En même temps qu'il est torturé, le violon torture : une des originalités
du poème est de le peindre sous le triple visage d'un témoin compatissant («
pleurer avec » relève de la compassion au sens étymologique), d'une
victime endolorie et d'un bourreau monstrueux. Le violon se fait vampire
dans le vers « les violons ensanglantent les couteaux et hument mon
sang », avec un mélange saisissant du sang et de l’eau – eau des pleurs et
« eau qui geint ». L’image du violon qui « hume » la veine
jugulaire est sans doute inspirée de la tenue de l'instrument, que le
violoniste pose entre le menton et l’épaule, soit tout près de la veine
jugulaire. Mais n'y-a-t-il pas aussi une allusion à l'obsession de la
« limpieza de sangre » (la pureté de sang) chez les Espagnols
du XVe siècle « humant le sang » au sens où ils enquêtent sur l'ascendance
chrétienne ? Le contexte militaire de la Reconquista paraît en tout cas évoqué
par la comparaison entre les violons et une « armée qui édifie un
cimetière de marbre » : selon un raccourci frappant, les soldats se font
fossoyeurs.
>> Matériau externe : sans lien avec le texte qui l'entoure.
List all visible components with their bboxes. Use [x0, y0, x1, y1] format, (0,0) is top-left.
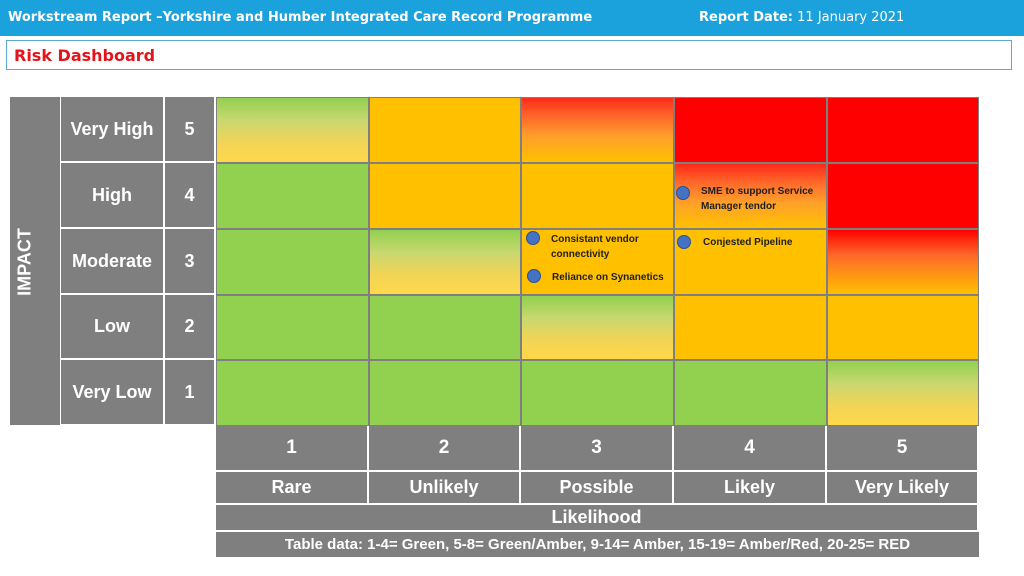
risk-marker-sme[interactable] [676, 186, 690, 200]
likelihood-score-5: 5 [827, 426, 979, 472]
matrix-cell-4-4 [674, 163, 827, 229]
matrix-cell-1-1 [216, 360, 369, 426]
likelihood-axis-label: Likelihood [216, 505, 979, 532]
impact-name-high: High [61, 163, 165, 229]
matrix-cell-4-2 [369, 163, 521, 229]
risk-marker-vendor[interactable] [526, 231, 540, 245]
matrix-cell-2-2 [369, 295, 521, 360]
matrix-cell-1-5 [827, 360, 979, 426]
impact-name-very-high: Very High [61, 97, 165, 163]
matrix-cell-3-1 [216, 229, 369, 295]
dashboard-title-box: Risk Dashboard [6, 40, 1012, 70]
matrix-cell-4-3 [521, 163, 674, 229]
matrix-cell-2-3 [521, 295, 674, 360]
risk-marker-reliance[interactable] [527, 269, 541, 283]
likelihood-score-2: 2 [369, 426, 521, 472]
likelihood-score-3: 3 [521, 426, 674, 472]
header-bar: Workstream Report –Yorkshire and Humber … [0, 0, 1024, 36]
impact-axis-bar [10, 97, 60, 425]
matrix-cell-3-4 [674, 229, 827, 295]
risk-label-reliance: Reliance on Synanetics [552, 272, 664, 283]
impact-score-5: 5 [165, 97, 216, 163]
impact-name-very-low: Very Low [61, 360, 165, 426]
matrix-cell-3-2 [369, 229, 521, 295]
matrix-cell-2-4 [674, 295, 827, 360]
impact-name-moderate: Moderate [61, 229, 165, 295]
impact-score-1: 1 [165, 360, 216, 426]
likelihood-score-4: 4 [674, 426, 827, 472]
matrix-cell-5-1 [216, 97, 369, 163]
risk-label-pipeline: Conjested Pipeline [703, 237, 793, 248]
likelihood-score-1: 1 [216, 426, 369, 472]
risk-label-sme: SME to support Service Manager tendor [701, 186, 814, 212]
likelihood-name-unlikely: Unlikely [369, 472, 521, 505]
matrix-cell-5-4 [674, 97, 827, 163]
matrix-cell-5-5 [827, 97, 979, 163]
report-date: Report Date: 11 January 2021 [699, 10, 904, 25]
likelihood-name-very-likely: Very Likely [827, 472, 979, 505]
report-title: Workstream Report –Yorkshire and Humber … [8, 10, 593, 25]
matrix-cell-2-1 [216, 295, 369, 360]
matrix-cell-1-3 [521, 360, 674, 426]
page-title: Risk Dashboard [14, 46, 156, 65]
page-number: 3 [975, 544, 979, 551]
matrix-cell-5-2 [369, 97, 521, 163]
report-date-value: 11 January 2021 [797, 10, 905, 25]
matrix-cell-5-3 [521, 97, 674, 163]
matrix-cell-4-1 [216, 163, 369, 229]
matrix-cell-1-2 [369, 360, 521, 426]
risk-label-vendor: Consistant vendor connectivity [551, 234, 639, 260]
matrix-cell-3-3 [521, 229, 674, 295]
impact-score-2: 2 [165, 295, 216, 360]
matrix-cell-3-5 [827, 229, 979, 295]
likelihood-name-possible: Possible [521, 472, 674, 505]
report-date-label: Report Date: [699, 10, 794, 25]
risk-marker-pipeline[interactable] [677, 235, 691, 249]
matrix-cell-1-4 [674, 360, 827, 426]
impact-score-3: 3 [165, 229, 216, 295]
impact-score-4: 4 [165, 163, 216, 229]
likelihood-name-likely: Likely [674, 472, 827, 505]
impact-name-low: Low [61, 295, 165, 360]
matrix-cell-2-5 [827, 295, 979, 360]
impact-axis-label: IMPACT [14, 228, 35, 296]
matrix-cell-4-5 [827, 163, 979, 229]
likelihood-name-rare: Rare [216, 472, 369, 505]
table-data-note: Table data: 1-4= Green, 5-8= Green/Amber… [216, 532, 979, 557]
Par ailleurs, le souvenir de l'Inquisition paraît prégnant au
moment où, dans les derniers distiques, le je qui était absent du
début du poème, est dit « recherché » par les violons. À la figure historique
de l'Inquisiteur se superpose une autre figure, mythologique cette fois : dès
lors qu'il est question de « suivre » le poète pour « s’en
venger », les violons semblent comparés à des Érinyes – on
sait que Darwich admirait Eschyle, cité dans le poème « Sur cette
terre ».
« Les Violons » est un poème habité par un fort pessimisme : les
images de destruction sont partout, et l’exil, figuré par les oiseaux qui
s’échappent (cf. « S’envolent les colombes »), paraît irrémédiable.
Néanmoins, l’espoir de retour n’est pas annihilé : la patrie
« peut-être reviendra » et le « chant de lilas sauvages »,
selon une antithèse significative, s’il « s’éloigne »,
« revient » ensuite. Le va-et-vient de l’archet peut figurer les
perpétuels mouvements d’aller et de retour qui parcourent ce poème dont le
refrain est fondé sur l’opposition d’une arrivée et d’un départ. Le
refrain subit d'ailleurs in fine une inflexion significative :
les deux vers sont inversés, de sorte que ce n’est pas sur l’image du départ,
mais de l’arrivée (« les gitans qui partent pour l’Andalousie ») que le
poème s’achève, comme si la cyclicité de l’histoire devait faire croire à des
retrouvailles futures avec le lieu perdu.